According to the manuals, the particle_age function in the source.f file is used, but it cannot satisfy the requirement and could only generate one pulse.
How can I get a multi-emitting pulse source?
Bonus question: Using the RADDECAY card in semi-analogue mode, how do I record the inelastic gamma, capture gamma and activation gamma from a pulsed source?
Before building a complex irradiation profile, for activation studies I would suggest you to evaluate whether that level of detail is really needed.
Probably, in your case, if you want to assess the activation of your component after a given number of irradiation cycles, you could simply specify in the IRRPROFI card the average
beam intensity [primaries/s] for the time of your irradiation [s], without modeling the actual pulses one by one. Then you can separately assess the prompt photon radiation and the residual photon radiation coming from activation at different time intervals by specifying your cool-down times of interest (using the DCYTIMES card).
Attached you can find an example of this (the numbers I used in the irradiation profile are arbitrary, please change them according to your case).
Let me know if this does not help you with your problem,
Cheers,
Marco
I need to evaluate the count percentage of activated rays produced by the previous pulse in the later pulse time period. In my case, I need to record both the gamma counts generated by the previous 100us activated nucleus in the end moment of the second pulse and the inelastic and captured gamma counts in the end moment of the second pulse.
Semi-Analogue mode is used in RADDECAY, but I found that the two results don’t match in time and counts.
while I try to figure out a better way, have you tried splitting your problem into two simulations?
A first simulation in which you evaluate the prompt gamma fluence due to one pulse and a second one in which you evaluate the residual gamma fluence produced by one pulse at the point in time when your second pulse ends. In this way you should be able to compare prompt gamma fluence from the second pulse and delayed gamma fluence from the previous pulse. For the residual fluence you should use RADDECAY card: Activation and DCYTIMES card with the needed delta time (which, if I understood correctly your problem, should be 150 us).
The two results cannot be compared directly because, in your case, the output of the residual fluence scorer is given as photons/cm^2/s while the results of the prompt fluence scorer are in photons/cm^2/primary. What you still need in order to compare the two fluences is the intensity of your prompt source within the pulse, in the form of primary/s; in this way you can normalize your prompt results to have them expressed in photons/cm^2/s.
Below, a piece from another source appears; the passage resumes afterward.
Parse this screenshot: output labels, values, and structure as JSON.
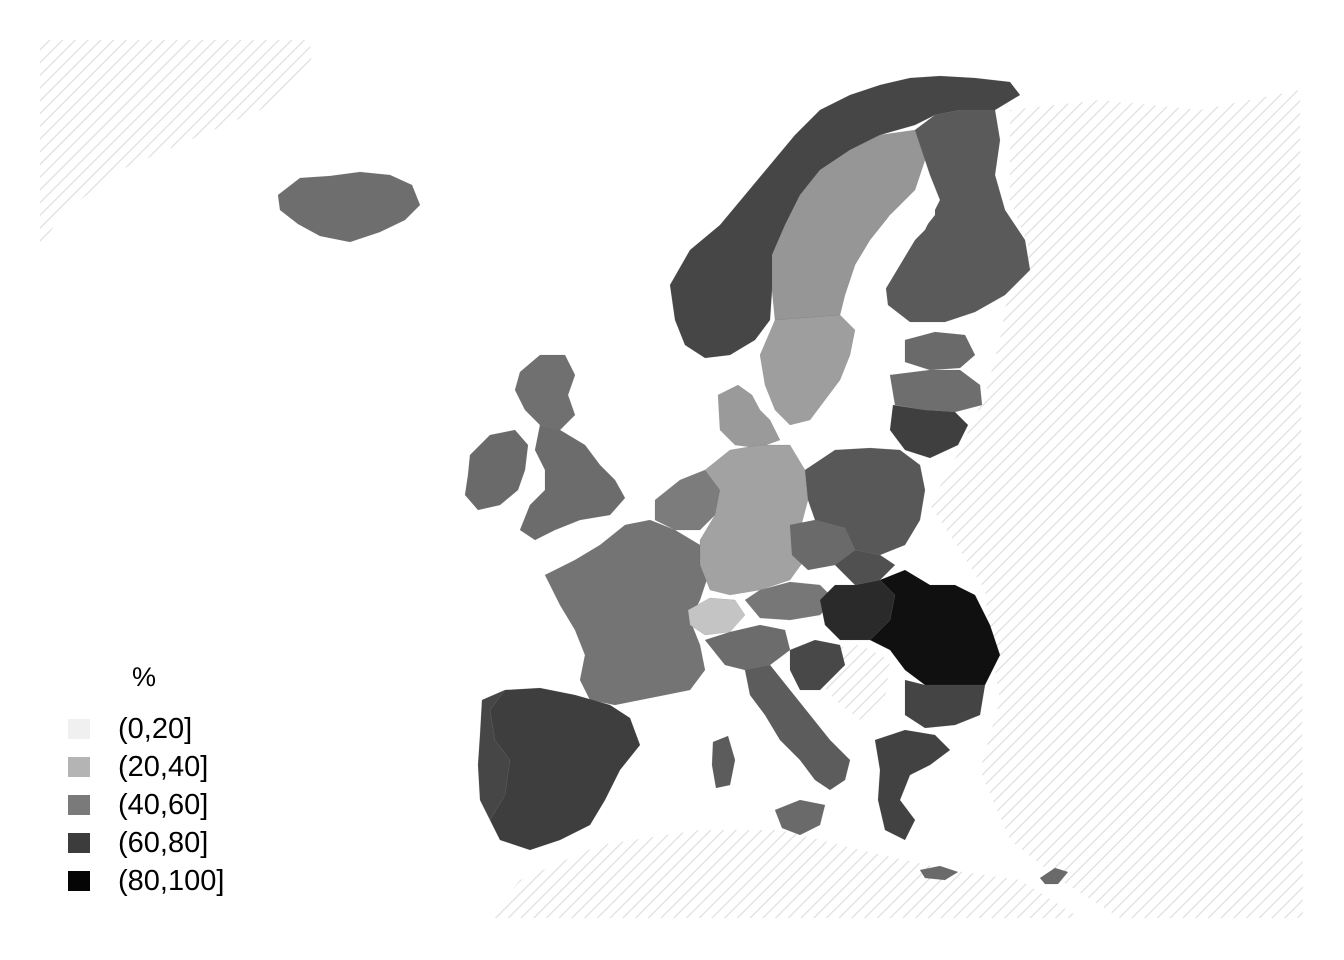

To confirm my understanding, for example, the intensity of the source is 10000Bq, I need to multiply the prompt source result by 10000 which to compare the residual source result?
Yes, although if I uderstood correctly, you have a source term, and not a decaying isotope, therefore its intensity should be better expressed in terms of primaries/s. By doing so you normalize the prompt FLUKA result by the source intensity.